A summary on 5% co-payment of insurance for Integrated Shield Plan (IP)

Jes 8 Comments

Why the need to impose co-payment?
It was 100% full riders coverage previously and I have blogged about the different prices of different insurance companies. However, premiums have increased by up to 80% due to a small group of people abusing the system, so the rest of us have to pay for higher premiums unfairly.

What do you mean by abusing the system?
When you are fully covered, people will be more keen to do many more check ups, tests or examinations that may be unnecessary. That means higher charges to the insurance companies. The insurance companies will in turn charge everyone the same amount, which means we will have to keep paying higher premiums every year.

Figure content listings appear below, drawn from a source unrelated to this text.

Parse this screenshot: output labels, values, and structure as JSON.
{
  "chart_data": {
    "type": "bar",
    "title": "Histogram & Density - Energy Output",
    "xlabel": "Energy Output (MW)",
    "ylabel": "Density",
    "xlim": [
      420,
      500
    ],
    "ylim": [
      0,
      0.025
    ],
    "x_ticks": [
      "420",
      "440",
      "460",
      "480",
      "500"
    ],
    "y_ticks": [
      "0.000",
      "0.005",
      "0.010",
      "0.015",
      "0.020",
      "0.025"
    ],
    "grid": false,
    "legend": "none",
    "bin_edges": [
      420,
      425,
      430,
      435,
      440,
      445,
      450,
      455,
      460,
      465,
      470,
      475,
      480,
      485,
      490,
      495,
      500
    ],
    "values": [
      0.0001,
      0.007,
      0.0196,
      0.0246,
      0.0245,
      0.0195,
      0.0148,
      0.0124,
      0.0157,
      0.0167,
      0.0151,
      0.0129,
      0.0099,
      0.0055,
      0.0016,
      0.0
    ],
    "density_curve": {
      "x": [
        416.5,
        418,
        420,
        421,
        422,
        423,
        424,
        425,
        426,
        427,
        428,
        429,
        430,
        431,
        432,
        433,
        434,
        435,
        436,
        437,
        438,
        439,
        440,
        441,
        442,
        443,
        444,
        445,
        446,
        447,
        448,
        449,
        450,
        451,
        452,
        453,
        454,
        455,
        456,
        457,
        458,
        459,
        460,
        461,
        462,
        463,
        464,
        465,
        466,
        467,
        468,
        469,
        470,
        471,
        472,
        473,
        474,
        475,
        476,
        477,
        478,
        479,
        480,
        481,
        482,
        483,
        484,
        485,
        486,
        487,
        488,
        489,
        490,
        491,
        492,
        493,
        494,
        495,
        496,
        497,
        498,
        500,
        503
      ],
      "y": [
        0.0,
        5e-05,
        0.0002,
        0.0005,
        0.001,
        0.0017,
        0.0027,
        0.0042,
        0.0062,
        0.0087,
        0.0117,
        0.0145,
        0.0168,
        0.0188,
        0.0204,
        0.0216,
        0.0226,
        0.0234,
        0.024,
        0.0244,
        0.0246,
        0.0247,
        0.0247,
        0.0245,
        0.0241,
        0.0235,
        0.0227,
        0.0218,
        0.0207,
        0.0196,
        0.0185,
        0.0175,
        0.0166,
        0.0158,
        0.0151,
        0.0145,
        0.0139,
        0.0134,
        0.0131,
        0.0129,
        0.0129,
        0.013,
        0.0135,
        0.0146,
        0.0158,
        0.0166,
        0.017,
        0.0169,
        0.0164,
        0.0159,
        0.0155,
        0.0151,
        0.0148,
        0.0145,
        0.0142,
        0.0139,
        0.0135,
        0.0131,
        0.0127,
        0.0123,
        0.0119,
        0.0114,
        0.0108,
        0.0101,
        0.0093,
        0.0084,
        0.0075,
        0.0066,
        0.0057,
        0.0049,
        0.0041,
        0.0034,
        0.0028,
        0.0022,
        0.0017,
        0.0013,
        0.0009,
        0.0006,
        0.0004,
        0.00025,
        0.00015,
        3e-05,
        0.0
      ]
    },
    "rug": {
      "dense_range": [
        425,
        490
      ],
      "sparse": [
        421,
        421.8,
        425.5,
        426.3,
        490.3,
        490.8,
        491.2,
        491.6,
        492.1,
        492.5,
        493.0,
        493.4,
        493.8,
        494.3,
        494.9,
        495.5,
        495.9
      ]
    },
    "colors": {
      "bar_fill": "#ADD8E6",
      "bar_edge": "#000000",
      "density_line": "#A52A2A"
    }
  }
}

But the insurance companies still profit right?
All 6 insurance companies suffered losses for  Integrated Shield Plans (IP) last year. That is also why premiums for 100% coverage full riders went up by more than 200% last year.

Are you sure about that?
There have been instances where someone claimed for 12 nose examinations a year for no specific reason. Another incurred $70,000 for a lump removal that actually cost only $5,000! Kiasu/Buffet mentality - since I have already paid for full coverage, I might as well claim for more things to 'get back' the cost.

So what is the big deal?
Comparing the average hospital bill for a person without IP versus the one with IP, the hospital bill can go up to 60% difference!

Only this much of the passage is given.